Texas isn’t just leading the nation in job growth — it’s doing it more equitably, too

Underestimate Texas at your own peril.

You might be inclined to think that the Lone Star state is bad at creating good jobs. It is, after all, second only to Idaho in the proportion of its population earning the federal minimum wage or less, according to the Labor Department. And it has the ninth-highest Gini coefficient, a measure of income inequality. So it’s only natural to assume that the state is bad at adding good jobs, right? Wrong.

Texas experienced stronger job growth than the rest of the nation from 2000 to 2013, according to the Federal Reserve Bank of Dallas. Not only that, a pair of researchers note in a Thursday research publication, but Texas leads the nation in creation of jobs at all pay levels, too.

“Texas has also created more ‘good’ than ‘bad’ jobs,” they write. “Jobs in the top half of the wage distribution experienced disproportionate growth. The two upper wage quartiles were responsible for 55 percent of net new jobs. A similar pie chart cannot be made for the rest of the U.S., which lost jobs in the lower-middle quartile over the period.”

We’ve written plenty about how the income gap has continued to grow in recent years and , and the same is true with jobs. Nationally, all the jobs created since 2000 were concentrated at the highest- or lowest-paying quartiles. In Texas, however, job creation was more broad-based.

More at the link.

Governor Rick Perry (R-TX) wowed ’em at the Conservative Political Action Conference this past week, and the Post article is evidence that the economic polices of the state of Texas are working a heck of a lot better than those of President Obama on the national level.

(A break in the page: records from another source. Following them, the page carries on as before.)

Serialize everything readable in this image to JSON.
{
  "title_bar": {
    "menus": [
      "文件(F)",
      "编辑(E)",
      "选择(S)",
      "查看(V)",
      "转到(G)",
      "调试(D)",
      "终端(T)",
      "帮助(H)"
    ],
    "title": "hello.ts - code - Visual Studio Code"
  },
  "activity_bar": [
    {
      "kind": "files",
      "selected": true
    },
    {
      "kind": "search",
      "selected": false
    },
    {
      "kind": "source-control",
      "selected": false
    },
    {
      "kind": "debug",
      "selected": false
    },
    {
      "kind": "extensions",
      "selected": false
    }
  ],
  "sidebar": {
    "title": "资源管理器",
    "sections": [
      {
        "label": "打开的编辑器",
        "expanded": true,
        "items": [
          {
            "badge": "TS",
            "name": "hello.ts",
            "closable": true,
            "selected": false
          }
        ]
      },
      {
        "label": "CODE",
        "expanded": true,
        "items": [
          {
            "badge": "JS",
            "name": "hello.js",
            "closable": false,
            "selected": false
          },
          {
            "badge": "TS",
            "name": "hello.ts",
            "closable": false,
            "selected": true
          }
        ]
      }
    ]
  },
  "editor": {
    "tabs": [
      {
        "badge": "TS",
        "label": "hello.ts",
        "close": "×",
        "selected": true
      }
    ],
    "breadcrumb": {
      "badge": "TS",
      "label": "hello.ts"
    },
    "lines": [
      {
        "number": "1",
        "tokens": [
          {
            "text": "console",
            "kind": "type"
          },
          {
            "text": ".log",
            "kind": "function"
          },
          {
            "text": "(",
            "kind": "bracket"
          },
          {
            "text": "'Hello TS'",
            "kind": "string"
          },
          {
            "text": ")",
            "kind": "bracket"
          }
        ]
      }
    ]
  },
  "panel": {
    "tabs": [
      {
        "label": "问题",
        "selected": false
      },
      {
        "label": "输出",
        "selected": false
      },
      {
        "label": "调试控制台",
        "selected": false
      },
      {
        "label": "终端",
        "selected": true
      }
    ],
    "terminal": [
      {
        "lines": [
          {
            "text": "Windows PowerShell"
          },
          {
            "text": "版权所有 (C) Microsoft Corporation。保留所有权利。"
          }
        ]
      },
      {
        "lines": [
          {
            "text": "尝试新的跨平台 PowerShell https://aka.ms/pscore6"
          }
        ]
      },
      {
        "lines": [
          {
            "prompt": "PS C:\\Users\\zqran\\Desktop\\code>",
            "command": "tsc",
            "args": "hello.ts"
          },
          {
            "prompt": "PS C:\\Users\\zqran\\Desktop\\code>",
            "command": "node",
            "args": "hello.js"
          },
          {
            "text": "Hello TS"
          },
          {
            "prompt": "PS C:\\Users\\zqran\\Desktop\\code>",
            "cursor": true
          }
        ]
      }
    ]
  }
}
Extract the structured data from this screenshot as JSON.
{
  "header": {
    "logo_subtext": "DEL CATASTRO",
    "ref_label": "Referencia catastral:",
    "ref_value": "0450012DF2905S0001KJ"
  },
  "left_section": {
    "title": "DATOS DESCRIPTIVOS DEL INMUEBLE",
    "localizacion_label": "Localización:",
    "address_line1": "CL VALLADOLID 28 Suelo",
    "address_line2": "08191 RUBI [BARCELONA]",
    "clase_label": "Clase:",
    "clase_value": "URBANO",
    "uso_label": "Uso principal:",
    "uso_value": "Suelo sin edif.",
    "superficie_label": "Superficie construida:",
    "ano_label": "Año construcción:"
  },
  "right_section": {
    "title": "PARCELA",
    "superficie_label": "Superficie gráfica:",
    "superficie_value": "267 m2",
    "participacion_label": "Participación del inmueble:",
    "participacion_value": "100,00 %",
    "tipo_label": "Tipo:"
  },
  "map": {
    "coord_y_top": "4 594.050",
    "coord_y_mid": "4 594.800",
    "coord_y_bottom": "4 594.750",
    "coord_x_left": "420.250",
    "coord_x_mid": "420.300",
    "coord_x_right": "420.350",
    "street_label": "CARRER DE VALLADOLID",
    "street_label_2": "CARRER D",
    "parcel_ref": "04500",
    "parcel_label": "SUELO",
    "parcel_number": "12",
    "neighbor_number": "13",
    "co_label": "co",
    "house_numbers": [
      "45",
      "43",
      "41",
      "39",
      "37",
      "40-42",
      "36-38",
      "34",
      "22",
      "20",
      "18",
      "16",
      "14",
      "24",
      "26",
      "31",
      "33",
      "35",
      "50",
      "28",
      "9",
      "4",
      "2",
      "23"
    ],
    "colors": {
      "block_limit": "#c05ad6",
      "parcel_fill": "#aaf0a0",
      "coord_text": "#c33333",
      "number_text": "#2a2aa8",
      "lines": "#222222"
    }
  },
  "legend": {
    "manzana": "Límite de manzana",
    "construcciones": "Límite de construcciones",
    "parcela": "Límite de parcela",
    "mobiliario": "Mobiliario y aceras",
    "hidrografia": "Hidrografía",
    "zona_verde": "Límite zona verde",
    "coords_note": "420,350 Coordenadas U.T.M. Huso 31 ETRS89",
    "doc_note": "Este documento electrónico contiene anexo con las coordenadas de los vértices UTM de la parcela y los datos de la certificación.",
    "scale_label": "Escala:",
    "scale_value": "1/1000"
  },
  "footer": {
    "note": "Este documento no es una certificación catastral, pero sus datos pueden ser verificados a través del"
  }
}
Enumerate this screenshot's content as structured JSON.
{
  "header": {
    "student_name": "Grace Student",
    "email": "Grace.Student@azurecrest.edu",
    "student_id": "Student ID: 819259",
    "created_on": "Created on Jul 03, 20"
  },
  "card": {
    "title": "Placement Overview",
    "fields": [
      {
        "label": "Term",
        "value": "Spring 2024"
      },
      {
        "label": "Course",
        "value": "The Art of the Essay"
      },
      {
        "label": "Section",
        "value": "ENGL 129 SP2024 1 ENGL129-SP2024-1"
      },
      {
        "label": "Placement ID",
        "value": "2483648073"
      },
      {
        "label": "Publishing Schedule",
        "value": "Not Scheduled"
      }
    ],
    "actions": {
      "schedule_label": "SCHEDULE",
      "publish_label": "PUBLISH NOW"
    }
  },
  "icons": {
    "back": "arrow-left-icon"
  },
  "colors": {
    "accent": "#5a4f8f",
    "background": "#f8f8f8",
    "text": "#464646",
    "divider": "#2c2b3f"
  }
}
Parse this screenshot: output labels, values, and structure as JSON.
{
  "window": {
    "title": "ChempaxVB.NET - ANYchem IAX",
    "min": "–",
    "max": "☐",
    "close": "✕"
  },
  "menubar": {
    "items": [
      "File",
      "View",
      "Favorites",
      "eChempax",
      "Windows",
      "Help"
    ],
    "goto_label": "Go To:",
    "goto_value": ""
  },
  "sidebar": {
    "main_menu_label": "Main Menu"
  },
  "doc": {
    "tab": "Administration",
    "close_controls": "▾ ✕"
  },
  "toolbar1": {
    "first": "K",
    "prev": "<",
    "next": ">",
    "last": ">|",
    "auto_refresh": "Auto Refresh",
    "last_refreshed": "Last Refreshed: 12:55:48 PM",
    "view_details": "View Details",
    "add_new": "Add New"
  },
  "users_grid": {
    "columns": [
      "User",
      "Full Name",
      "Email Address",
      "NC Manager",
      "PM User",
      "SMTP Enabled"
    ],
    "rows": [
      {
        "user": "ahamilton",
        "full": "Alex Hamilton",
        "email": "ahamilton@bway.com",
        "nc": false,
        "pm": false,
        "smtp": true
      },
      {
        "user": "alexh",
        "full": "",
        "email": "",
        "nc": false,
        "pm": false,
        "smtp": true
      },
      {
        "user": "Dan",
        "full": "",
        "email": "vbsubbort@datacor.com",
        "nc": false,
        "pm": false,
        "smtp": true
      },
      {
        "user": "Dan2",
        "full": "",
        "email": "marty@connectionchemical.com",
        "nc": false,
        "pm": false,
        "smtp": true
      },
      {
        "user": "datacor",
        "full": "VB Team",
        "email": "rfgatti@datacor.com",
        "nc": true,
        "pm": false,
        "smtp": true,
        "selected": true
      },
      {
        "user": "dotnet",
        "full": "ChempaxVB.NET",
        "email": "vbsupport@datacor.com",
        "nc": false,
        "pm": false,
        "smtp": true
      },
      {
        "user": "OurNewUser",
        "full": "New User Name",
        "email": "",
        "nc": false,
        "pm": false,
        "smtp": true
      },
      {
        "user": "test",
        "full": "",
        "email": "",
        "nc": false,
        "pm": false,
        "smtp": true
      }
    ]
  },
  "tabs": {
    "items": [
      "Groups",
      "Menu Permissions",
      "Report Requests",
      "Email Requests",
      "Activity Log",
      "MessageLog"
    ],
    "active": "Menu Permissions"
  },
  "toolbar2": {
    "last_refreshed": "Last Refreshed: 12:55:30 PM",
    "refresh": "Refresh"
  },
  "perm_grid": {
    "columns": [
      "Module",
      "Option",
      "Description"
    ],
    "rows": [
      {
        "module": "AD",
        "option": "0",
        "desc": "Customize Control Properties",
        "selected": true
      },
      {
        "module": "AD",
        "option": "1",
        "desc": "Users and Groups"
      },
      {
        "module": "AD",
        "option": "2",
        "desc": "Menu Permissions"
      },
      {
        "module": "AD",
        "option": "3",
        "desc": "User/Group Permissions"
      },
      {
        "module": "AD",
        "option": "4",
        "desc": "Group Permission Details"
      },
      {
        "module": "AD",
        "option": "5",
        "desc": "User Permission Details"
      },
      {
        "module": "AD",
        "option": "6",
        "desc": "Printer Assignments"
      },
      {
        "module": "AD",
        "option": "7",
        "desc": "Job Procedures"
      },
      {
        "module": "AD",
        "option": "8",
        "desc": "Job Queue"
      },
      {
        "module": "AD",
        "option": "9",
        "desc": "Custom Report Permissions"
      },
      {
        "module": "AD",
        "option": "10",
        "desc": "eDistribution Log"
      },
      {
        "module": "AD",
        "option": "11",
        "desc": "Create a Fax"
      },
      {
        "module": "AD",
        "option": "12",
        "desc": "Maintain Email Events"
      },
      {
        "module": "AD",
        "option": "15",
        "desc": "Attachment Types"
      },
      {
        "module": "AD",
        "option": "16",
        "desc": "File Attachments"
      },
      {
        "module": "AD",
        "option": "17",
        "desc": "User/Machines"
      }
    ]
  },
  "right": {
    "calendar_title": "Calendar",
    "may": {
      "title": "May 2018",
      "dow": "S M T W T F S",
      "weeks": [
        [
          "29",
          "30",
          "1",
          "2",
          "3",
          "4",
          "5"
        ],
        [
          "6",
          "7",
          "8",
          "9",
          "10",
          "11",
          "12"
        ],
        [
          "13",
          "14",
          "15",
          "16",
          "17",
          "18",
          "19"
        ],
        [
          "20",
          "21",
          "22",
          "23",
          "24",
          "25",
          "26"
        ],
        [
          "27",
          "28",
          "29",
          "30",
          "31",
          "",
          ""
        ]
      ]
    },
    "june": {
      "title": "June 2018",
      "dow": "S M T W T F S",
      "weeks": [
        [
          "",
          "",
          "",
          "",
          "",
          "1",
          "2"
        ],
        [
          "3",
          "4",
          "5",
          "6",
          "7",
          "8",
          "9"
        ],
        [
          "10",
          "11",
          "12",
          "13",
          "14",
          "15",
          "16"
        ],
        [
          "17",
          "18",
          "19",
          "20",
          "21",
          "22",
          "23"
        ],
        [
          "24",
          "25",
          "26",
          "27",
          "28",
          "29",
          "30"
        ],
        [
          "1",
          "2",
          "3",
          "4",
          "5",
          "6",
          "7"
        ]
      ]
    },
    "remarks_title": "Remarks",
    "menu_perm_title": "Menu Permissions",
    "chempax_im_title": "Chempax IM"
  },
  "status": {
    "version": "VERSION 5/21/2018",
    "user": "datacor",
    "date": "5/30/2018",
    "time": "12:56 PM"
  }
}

As our long-term readers are aware, your editor endorsed Governor Perry for the Republican Presidential nomination early on in the process. I still believe that Governor Perry is just the kind of man we need for President: a strong conservative with real executive experience, leading a state which has led the nation in job creation for several years.

Unfortunately, while Mr Perry might make a good President, it became apparent that he didn’t make a good presidential candidate: he flubbed up in several debates, and even though his debate performances got much better toward the end, the damage had been done. If President Obama has proved one thing, it’s that the qualities which make a great presidential candidate are completely divorced from those which make a good president. President Obama has been probably the best presidential candidate in my lifetime — he not only defeated the inevitable Hillary Clinton in the 2008 primaries, but won re-election despite very high unemployment and trillion-dollar deficits — and, at the same time, the worst president in my lifetime . . . and my lifetime includes Lyndon Johnson, Richard Nixon and Jimmy Carter! And Governor Perry proved that being a good governor does not make a person a good candidate.1

Simply put, job performance does not equal electability in the United States, and it seems highly unlikely that Governor Perry will be our next president, even though it is thought that he intends to run.

But the numbers are proving what sensible people have known all along: that Texas is doing a lot better economically than the rest of the country, and the conservative business and economic policies of the state — low taxes and a state government which is friendly rather than hostile toward business success — are at least part of the story.

  1. It should be noted her that Mr Perry didn’t win a gubernatorial campaign to become governor; he was the elected Lieutenant Governor when George W Bush resigned after winning the presidency in 2000. Mr Perry won subsequent gubernatorial elections in 2002, 2006 and 2010, but he was running as the incumbent. He has decided not to seek re-election this year.